Cumhurbaşkanı’mızı savunan herkesi “sahibinin bekçi köpeği!” olarak tanımlayan bu marazi tiplere göre bir tek kendileri gazeteci.
Bir tek kendileri aydın.
Erdoğan düşmanlığı üzerinden patolojik seviyesizliğe savrulan gazeteciler öyle de siyasetçiler farklı mı?
Al birini vur ötekisine...
Yok birbirlerinden farkları...
***
Kaç gündür bu takıntılı ve hastalıklı psikolojilerini bir gazeteci üzerinden Cumhurbaşkanı’mıza kusan gazeteci ve siyasetçilere baktıkça, gazetecilik mesleği ve siyaset kurumu adına utanç duymamak mümkün değil.
Sabah gazetesinde yazan birinin, bir televizyon programında sarf ettiği gerçekten edepsiz ve hakaretamiz sözler hepimizin infialine neden olmuştur.
Ve herkesten çok bizim derin öfkemizi çekmiştir.
Sırf Sabah gazetesinde yazdığı veya Cumhurbaşkanı’nı savunduğu için işbu gazetecinin densizliğin ve seviyesizliğinin faturasının Cumhurbaşkanı’mıza kesilmesi çok büyük bir ahlaksızlık örneğidir.
Cumhurbaşkanı’mızı herkesten önce ve herkesten çok inciten bu densiz ve edepsiz sözler dolayısıyla hedef tahtasına oturtanlar bilinmelidir ki tıpkı o sözlerin sahibi kadar mücrimdirler.
O gazeteci vesilesiyle “Asıl sahibine bakmak lazım” diyenler düşmanlıklarında da mert olmayı beceremeyen haysiyet cellâtlarıdırlar.

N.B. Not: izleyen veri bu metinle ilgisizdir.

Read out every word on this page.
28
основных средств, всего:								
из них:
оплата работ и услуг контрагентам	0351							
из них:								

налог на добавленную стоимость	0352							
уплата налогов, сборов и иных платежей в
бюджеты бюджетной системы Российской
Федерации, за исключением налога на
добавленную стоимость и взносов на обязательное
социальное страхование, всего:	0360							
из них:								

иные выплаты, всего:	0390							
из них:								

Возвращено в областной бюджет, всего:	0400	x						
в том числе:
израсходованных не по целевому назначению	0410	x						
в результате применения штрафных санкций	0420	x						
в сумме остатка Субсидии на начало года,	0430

Cumhurbaşkanı’mız şayet mahut gazeteciye sahip çıkmış olsaydı veya konuştuğu televizyon ve yazdığı gazete arka çıkmış olsaydı bu durumda yapılacak eleştirilerin bir anlamı olabilirdi.
Lakin tam tersi olmasına rağmen bu cürmün asıl failini başka yerde arayanların ahlak anlayışları tartışılır.
Gazeteciliği veya siyaset yapmayı bu şekilde anlayanların insanlık anlayışları da ziyadesiyle sorunludur.
Medyada Cumhurbaşkanı’mızı yüreklice savunan gazeteci ve yazarları “sahibinin bekçi köpeği” olarak tanımlayıp suçlayanlar, kendileri öyle olduğu için onurlu insanları da kendileri gibi gören haysiyet fukaralarıdırlar.
Kimin kiminle hesabı varsa mertçe görsün.
Ama her vesileyle Cumhurbaşkanı’mıza namertçe saldıran o gazeteci ve siyasetçi müsveddelerine anladıkları dilden cevap vermeyi pekâlâ biliriz.
O gazetecinin gayrı ahlaki ve müptezel sözlerine ne kadar karşıysak, o gazeteci üzerinden Cumhurbaşkanı’mıza saldıran azgınların sözlerini de bir o kadar gayrı ahlaki ve seviyesiz buluyoruz.
Gazetecilik dediğiniz Cumhurbaşkanı’mıza her vesileyle sahiplerinizin istediği gibi havlamak ise alın o gazeteciliğinizi başınıza çalın diyoruz.